Easily the cutest trend to come out of pandemic life, puppies hit headlines like never before this past year. With our routines upended, plenty of time at home, and a general need for comfort in these chaotic times, dog adoption rates boomed — humane societies, breeders, and rescue groups couldn’t keep up with the demand.
On the front lines is photographer Sam Rowe, who became accredited as a pet photographer this past July. “I’ve had cats and dogs my entire life, but it wasn’t until my first dog, Chili, passed away unexpectedly that I understood the value and importance of photographing our pets.” Rowe got into pet photography to help other “pet parents” avoid that mistake and because she loves spending time with animals.
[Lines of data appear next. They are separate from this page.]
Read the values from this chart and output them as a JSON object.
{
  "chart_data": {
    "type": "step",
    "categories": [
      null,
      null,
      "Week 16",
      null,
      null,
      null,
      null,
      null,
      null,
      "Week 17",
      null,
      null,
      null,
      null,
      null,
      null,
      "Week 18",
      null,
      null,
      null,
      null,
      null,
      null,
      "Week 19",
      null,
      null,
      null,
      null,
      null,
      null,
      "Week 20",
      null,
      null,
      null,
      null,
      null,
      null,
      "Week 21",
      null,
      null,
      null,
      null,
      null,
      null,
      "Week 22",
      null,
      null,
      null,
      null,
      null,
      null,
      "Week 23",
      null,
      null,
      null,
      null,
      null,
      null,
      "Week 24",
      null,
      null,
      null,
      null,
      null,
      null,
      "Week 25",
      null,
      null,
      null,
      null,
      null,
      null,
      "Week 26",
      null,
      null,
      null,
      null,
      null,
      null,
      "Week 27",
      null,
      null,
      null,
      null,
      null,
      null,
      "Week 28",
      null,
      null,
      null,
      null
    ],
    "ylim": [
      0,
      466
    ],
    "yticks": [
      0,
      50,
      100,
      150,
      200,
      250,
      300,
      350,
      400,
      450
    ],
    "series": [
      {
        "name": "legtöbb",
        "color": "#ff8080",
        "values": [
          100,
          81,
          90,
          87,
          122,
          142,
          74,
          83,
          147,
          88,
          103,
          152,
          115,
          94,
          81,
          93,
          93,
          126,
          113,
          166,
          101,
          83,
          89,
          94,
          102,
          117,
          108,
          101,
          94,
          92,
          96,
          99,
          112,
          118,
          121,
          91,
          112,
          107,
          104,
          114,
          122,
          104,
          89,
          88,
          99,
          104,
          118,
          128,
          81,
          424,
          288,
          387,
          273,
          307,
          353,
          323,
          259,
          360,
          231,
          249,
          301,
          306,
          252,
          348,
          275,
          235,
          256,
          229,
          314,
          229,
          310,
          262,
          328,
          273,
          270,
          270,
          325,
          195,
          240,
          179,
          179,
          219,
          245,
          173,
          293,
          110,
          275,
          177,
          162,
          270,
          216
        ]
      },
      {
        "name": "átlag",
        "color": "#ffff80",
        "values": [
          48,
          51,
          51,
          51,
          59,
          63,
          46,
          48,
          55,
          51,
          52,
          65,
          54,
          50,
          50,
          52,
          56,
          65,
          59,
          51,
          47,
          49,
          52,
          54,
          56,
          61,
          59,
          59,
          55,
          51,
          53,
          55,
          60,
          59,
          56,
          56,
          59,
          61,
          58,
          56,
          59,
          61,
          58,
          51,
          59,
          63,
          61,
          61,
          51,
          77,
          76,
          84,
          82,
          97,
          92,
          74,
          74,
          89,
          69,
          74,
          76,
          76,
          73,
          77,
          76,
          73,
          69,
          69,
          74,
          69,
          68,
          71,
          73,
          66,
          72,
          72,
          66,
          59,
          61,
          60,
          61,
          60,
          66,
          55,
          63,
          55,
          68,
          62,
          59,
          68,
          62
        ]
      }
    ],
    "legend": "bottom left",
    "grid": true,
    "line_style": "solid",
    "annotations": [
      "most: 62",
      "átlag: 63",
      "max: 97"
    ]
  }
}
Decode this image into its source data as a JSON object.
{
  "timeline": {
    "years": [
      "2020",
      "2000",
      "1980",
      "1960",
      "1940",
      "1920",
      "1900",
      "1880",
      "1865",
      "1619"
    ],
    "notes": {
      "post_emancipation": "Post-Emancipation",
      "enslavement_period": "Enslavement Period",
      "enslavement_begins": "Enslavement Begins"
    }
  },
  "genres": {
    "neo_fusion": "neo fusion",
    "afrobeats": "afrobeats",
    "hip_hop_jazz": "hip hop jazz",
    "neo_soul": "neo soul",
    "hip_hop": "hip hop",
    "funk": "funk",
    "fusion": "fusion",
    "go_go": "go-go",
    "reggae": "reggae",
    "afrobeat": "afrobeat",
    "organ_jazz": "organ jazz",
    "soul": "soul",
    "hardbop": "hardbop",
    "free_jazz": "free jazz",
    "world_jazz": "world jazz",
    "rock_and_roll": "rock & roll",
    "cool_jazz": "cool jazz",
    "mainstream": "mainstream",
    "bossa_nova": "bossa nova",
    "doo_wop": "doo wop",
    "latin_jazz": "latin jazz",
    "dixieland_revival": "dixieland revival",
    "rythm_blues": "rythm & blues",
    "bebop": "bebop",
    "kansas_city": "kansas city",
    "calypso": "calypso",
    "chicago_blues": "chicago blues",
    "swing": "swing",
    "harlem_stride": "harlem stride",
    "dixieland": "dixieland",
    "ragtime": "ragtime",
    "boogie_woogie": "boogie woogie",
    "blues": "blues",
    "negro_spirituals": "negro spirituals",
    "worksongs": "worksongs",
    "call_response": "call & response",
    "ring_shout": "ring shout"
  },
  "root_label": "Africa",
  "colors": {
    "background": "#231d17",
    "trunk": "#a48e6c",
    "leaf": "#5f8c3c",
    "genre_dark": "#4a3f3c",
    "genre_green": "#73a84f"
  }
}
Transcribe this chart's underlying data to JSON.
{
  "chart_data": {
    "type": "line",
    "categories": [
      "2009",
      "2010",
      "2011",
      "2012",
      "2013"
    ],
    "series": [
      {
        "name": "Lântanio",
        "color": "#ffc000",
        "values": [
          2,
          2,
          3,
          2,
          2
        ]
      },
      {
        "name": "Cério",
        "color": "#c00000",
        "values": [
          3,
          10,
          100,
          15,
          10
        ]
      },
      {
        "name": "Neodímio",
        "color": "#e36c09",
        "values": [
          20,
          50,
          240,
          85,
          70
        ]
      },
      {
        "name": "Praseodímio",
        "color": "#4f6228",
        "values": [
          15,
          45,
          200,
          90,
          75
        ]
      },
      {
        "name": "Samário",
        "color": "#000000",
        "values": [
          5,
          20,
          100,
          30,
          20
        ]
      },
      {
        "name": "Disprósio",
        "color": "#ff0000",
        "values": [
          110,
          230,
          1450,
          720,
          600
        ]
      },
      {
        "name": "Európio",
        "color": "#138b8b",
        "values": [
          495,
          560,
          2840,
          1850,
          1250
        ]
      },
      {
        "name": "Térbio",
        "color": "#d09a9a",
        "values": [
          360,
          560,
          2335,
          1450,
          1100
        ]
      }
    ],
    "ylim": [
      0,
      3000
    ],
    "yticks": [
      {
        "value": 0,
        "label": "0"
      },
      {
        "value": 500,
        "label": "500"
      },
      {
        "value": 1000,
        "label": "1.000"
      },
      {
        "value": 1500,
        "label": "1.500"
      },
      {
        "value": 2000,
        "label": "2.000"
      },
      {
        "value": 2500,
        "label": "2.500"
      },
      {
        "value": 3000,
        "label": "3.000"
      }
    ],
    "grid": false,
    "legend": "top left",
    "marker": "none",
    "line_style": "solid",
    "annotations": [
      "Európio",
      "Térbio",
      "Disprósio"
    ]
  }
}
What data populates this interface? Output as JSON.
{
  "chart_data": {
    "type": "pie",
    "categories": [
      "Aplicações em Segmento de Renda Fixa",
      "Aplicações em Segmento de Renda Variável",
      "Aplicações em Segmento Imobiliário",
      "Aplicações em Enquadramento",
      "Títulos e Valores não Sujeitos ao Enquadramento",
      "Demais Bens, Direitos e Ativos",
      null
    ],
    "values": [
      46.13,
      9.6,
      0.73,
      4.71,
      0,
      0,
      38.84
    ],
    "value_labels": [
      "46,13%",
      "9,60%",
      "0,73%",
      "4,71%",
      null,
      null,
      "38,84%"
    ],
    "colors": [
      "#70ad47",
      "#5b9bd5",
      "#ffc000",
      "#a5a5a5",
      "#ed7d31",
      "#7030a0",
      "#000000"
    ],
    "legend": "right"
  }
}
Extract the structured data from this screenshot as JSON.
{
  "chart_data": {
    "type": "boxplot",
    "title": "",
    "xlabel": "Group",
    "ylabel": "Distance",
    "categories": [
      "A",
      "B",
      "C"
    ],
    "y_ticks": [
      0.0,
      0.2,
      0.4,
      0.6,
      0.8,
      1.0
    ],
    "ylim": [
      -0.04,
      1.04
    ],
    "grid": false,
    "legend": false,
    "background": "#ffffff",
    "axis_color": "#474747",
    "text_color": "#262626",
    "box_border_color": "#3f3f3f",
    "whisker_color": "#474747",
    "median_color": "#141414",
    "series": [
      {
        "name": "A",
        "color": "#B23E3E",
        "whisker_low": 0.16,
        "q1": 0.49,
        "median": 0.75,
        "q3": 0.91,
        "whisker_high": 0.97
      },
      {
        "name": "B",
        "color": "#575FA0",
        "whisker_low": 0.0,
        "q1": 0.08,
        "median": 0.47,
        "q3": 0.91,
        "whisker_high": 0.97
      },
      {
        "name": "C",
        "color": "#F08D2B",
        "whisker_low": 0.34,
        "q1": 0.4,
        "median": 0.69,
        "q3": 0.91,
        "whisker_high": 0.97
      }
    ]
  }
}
Rowe usually takes dogs to a place they love, such as a neighbourhood park, to photograph them in action. However, some people want a regal-looking shot of their furry companion. “The staying still is the tricky part!” says Rowe with a laugh. “In my photo shoots, we go in with ideas, but I let the dog decide what we do.” (And Photoshop helps — in some cases, people holding the leash have been digitally removed.)
For new dog owners or those looking to up their pet portrait game, Rowe suggests getting as low as you can. “A lot of the time I’m lying in the dirt. People will stare, and I can hear them thinking, What is this lady doing?” She’ll also try barking to get their attention. “Sometimes I get bowled over, but it’s just a hazard of the job.”